Granted, we have been experiencing a type of political event horizon for the past 4 years. Anything is possible, including a Budget Chief Frank Di Giorgio scenario. It probably says more about the Ford administration, that all it had in its quiver after the resignation of the previous budget chief, the loathsome Mike Del Grande, was the not loathsome Frank Di Giorgio.
I say it again.
Undistinguished is how I would best summarize my perception of Frank Di Giorgio. Undistinguished with a passing note of incompetence. Again, as with all these profiles we’re doing, I have to admit that the man could be a crackerjack constituent councillor, doing a bang up job for his residents. After being in elected office for 25 of the last 28 years, he must be doing something other than just putting his name out there, right? Right, Ward 12?
I’d easily rate him up there in the top 3 of city councillors to ask questions of staff and their colleagues that elicit the most baffled of responses. I’m sorry, Councillor Di Giorgio. Could you repeat your answer? I didn’t quite understand what you were asking me.
There was that time, back during deputations for the 2012 budget when the councillor did his funky mash-up of social housing and ghettos. You know, poor people. Living together in one building. We all watched Good Times, didn’t we? It was funny but…at the end of the day, wouldn’t you rather be The Jeffersons?
I don’t think of him as the malicious sort, like his predecessor in the budget chair, nor intentionally destructive. It’s more a question of being out of his depth. Why strive for anything more than keeping taxes low and the streets paved and plowed? Does it have to be more complicated than that?
I will give Councillor Frank Di Giorgio full marks for loyalty though.

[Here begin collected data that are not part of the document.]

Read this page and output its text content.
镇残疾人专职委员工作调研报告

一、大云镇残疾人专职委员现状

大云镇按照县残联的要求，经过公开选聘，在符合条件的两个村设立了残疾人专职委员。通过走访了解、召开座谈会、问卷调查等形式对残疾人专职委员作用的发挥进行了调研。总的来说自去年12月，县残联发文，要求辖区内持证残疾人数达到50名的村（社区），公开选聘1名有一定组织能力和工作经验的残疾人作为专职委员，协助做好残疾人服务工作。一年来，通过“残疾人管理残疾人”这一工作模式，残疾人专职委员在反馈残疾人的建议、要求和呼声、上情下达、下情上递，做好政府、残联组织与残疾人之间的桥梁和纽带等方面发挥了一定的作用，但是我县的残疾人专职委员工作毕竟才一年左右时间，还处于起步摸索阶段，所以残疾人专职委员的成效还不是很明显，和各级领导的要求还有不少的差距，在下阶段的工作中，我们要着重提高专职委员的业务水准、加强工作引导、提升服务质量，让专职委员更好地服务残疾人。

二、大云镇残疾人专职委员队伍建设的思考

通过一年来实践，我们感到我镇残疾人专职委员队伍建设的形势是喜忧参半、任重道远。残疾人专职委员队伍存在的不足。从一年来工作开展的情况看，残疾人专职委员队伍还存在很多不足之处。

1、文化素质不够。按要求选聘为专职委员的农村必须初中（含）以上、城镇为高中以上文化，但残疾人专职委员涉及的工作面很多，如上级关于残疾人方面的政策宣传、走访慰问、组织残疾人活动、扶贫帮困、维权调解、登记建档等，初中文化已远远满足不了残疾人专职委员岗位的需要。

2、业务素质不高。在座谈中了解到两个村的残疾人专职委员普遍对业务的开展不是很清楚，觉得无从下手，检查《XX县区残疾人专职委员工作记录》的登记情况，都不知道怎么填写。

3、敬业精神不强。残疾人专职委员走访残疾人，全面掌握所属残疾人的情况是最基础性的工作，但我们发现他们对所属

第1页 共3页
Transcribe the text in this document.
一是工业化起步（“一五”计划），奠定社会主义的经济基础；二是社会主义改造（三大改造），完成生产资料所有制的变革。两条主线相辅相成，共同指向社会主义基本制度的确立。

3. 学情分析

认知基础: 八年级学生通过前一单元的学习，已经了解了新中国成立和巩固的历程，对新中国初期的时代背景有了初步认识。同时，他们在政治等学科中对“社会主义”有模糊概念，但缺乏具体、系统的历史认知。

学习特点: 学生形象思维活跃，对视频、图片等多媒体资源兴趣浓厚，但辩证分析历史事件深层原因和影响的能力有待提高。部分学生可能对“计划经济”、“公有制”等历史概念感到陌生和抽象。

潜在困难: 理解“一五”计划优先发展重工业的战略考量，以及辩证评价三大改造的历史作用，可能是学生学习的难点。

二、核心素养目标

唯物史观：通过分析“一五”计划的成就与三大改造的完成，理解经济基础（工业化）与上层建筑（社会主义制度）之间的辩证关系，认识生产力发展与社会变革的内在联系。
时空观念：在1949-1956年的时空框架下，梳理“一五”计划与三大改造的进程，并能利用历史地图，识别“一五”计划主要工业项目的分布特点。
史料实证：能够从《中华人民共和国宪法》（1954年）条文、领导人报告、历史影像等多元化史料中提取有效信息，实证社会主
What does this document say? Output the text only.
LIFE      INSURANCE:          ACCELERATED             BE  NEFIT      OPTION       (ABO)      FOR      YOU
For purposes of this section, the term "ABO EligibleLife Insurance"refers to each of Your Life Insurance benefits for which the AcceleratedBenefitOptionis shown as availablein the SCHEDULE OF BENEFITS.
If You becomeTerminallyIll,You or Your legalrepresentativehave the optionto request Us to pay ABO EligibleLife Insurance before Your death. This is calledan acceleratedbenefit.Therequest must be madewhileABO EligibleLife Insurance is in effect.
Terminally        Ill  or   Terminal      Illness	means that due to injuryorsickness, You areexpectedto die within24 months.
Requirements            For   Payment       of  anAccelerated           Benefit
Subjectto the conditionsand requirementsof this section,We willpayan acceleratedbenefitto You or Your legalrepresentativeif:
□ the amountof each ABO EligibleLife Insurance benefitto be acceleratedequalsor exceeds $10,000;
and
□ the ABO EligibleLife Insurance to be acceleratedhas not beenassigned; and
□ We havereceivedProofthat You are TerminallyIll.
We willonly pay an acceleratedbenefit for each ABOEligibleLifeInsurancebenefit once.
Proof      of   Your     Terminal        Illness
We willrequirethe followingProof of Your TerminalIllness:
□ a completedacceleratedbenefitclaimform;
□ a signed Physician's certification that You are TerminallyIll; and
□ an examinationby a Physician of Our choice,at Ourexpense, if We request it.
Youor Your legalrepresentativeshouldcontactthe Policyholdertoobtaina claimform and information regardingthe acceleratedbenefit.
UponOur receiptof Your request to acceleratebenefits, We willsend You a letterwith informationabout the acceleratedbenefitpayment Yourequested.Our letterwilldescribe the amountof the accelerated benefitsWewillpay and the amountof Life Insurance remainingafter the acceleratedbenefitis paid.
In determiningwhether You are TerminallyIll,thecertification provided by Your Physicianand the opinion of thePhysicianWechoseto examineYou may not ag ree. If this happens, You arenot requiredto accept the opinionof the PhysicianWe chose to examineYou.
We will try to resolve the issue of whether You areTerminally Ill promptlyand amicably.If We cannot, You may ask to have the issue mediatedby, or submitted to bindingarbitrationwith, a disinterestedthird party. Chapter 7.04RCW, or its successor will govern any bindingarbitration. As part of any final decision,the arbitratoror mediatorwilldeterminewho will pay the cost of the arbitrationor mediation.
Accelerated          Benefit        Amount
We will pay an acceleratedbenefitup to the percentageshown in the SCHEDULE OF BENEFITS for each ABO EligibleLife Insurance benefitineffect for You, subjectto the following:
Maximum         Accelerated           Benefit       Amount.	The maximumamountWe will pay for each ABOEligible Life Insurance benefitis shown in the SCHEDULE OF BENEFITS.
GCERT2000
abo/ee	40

When tapped for the job of budget chief by the Fords, the man did his utmost to deliver what his bosses wanted, up to and beyond defying the laws of physics* and sound economic policy. Yeah, Mr. Mayor. We probably can push down that property tax hike a bit while still making room for money to build your Scarborough subway. Yeah, why not. Let’s see if we can trim that Land Transfer Tax, yet another source of revenue, just a hair. Councillor Di Giorgio even went along for a bit of a joy ride on Mayor Ford’s budget day wild goose chase, tracking down millions of dollars in cuts nobody would even notice.

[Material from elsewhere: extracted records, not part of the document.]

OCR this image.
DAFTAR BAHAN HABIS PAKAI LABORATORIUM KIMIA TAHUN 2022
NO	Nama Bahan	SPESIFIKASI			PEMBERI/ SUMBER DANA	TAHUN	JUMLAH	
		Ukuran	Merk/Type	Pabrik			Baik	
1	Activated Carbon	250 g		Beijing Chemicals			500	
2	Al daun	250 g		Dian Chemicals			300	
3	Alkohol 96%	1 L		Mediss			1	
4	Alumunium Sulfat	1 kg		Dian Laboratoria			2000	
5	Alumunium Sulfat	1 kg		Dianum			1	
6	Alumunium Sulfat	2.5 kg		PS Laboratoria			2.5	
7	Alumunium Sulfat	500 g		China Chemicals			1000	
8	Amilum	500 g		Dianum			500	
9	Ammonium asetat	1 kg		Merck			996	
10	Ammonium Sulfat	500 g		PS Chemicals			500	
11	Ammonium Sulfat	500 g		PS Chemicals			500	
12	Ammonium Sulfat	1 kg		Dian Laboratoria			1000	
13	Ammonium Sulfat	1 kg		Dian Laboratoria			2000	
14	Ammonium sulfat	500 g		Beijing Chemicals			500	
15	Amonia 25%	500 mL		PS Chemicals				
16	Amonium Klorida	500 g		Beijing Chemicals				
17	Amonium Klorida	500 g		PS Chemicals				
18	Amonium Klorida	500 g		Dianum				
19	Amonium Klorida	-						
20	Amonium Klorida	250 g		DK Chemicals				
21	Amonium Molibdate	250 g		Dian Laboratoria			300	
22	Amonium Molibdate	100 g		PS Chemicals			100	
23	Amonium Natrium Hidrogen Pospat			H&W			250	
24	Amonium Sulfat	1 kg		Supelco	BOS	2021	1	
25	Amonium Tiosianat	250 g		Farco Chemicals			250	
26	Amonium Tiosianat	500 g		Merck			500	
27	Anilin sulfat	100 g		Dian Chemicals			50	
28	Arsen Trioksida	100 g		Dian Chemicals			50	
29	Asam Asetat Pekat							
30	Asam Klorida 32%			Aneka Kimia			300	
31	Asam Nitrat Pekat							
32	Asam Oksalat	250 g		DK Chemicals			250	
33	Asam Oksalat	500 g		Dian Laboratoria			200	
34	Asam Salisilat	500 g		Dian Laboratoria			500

Cut $7 million from this year’s planned tree planting? Why not. Council’s general business and travel accounts? Who needs them. $2 million in program increases in the operating budget? Gone. Gone, gone, gonzo.

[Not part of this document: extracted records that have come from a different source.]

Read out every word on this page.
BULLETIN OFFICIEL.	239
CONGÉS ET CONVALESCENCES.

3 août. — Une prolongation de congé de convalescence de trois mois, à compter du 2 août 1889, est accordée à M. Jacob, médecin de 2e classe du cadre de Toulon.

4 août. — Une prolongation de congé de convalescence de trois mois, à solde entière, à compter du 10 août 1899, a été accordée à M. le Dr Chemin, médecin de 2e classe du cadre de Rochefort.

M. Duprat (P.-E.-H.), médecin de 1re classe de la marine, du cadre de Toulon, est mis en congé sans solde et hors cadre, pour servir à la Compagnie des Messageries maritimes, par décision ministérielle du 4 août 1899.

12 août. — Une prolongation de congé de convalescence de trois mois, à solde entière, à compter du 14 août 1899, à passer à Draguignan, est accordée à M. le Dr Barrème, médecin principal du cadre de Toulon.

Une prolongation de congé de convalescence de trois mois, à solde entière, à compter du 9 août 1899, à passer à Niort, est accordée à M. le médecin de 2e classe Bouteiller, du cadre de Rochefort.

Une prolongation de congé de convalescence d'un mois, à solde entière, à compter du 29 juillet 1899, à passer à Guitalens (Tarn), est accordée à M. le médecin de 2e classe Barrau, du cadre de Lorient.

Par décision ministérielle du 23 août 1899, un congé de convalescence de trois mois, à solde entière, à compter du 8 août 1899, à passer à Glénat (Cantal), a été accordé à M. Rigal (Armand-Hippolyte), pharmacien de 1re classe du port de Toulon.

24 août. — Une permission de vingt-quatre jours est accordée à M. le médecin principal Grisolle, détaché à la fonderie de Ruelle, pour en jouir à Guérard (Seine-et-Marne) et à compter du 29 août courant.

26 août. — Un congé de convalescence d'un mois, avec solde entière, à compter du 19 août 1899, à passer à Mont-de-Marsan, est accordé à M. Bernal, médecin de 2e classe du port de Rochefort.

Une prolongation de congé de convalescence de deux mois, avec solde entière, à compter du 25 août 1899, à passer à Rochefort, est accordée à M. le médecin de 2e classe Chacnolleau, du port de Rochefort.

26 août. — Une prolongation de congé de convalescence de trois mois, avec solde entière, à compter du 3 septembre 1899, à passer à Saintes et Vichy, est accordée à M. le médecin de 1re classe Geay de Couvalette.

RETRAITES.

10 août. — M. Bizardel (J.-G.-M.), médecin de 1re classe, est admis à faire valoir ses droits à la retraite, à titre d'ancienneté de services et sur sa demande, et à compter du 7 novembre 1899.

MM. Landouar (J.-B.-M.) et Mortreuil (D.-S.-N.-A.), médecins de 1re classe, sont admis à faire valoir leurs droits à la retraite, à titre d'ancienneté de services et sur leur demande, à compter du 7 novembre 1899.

But perhaps Councillor Di Giorgio’s most important vote happened a couple months prior to this year’s budget.
Back in November, he was one of the few councillors that voted against stripping Mayor Ford of his procedural powers after the crack video scandal broke wide. The councillor didn’t even want the mayor to apologize for lying about the whole crack smoking business. Now, that’s loyalty, folks. Forgive and forget. Let’s just move on.
Such a display of loyalty earned Councillor Di Giorgio high props from Mayor Ford who named him one of the very few councillors, a handful really, that he thought worthy enough to be voted back on to council in this upcoming election. As the mayor’s made abundantly clear over the last few days, he doesn’t work with just anybody down there at City Hall. It takes a special breed to earn that kind of… respect, I’d guess you could call it, from someone who doesn’t make work friends easily.
So congratulations, Ward 12. Your long time councillor has dutifully earned himself an elite spot on Mayor Rob Ford’s thumbs-up roster, those who supported the mayor ‘when times were tough’. (Episode 2: Ford Nation). The few. The proud. The easily cowed.
Councillor Frank Di Giorgio. Certified member of the tattered remains of the once triumphant Team Ford.
— dutifully submitted by Cityslikr
* Not actually defying the law of physics. Added purely for emphasis of the ludicrousness of the mayor’s budgetary expectations.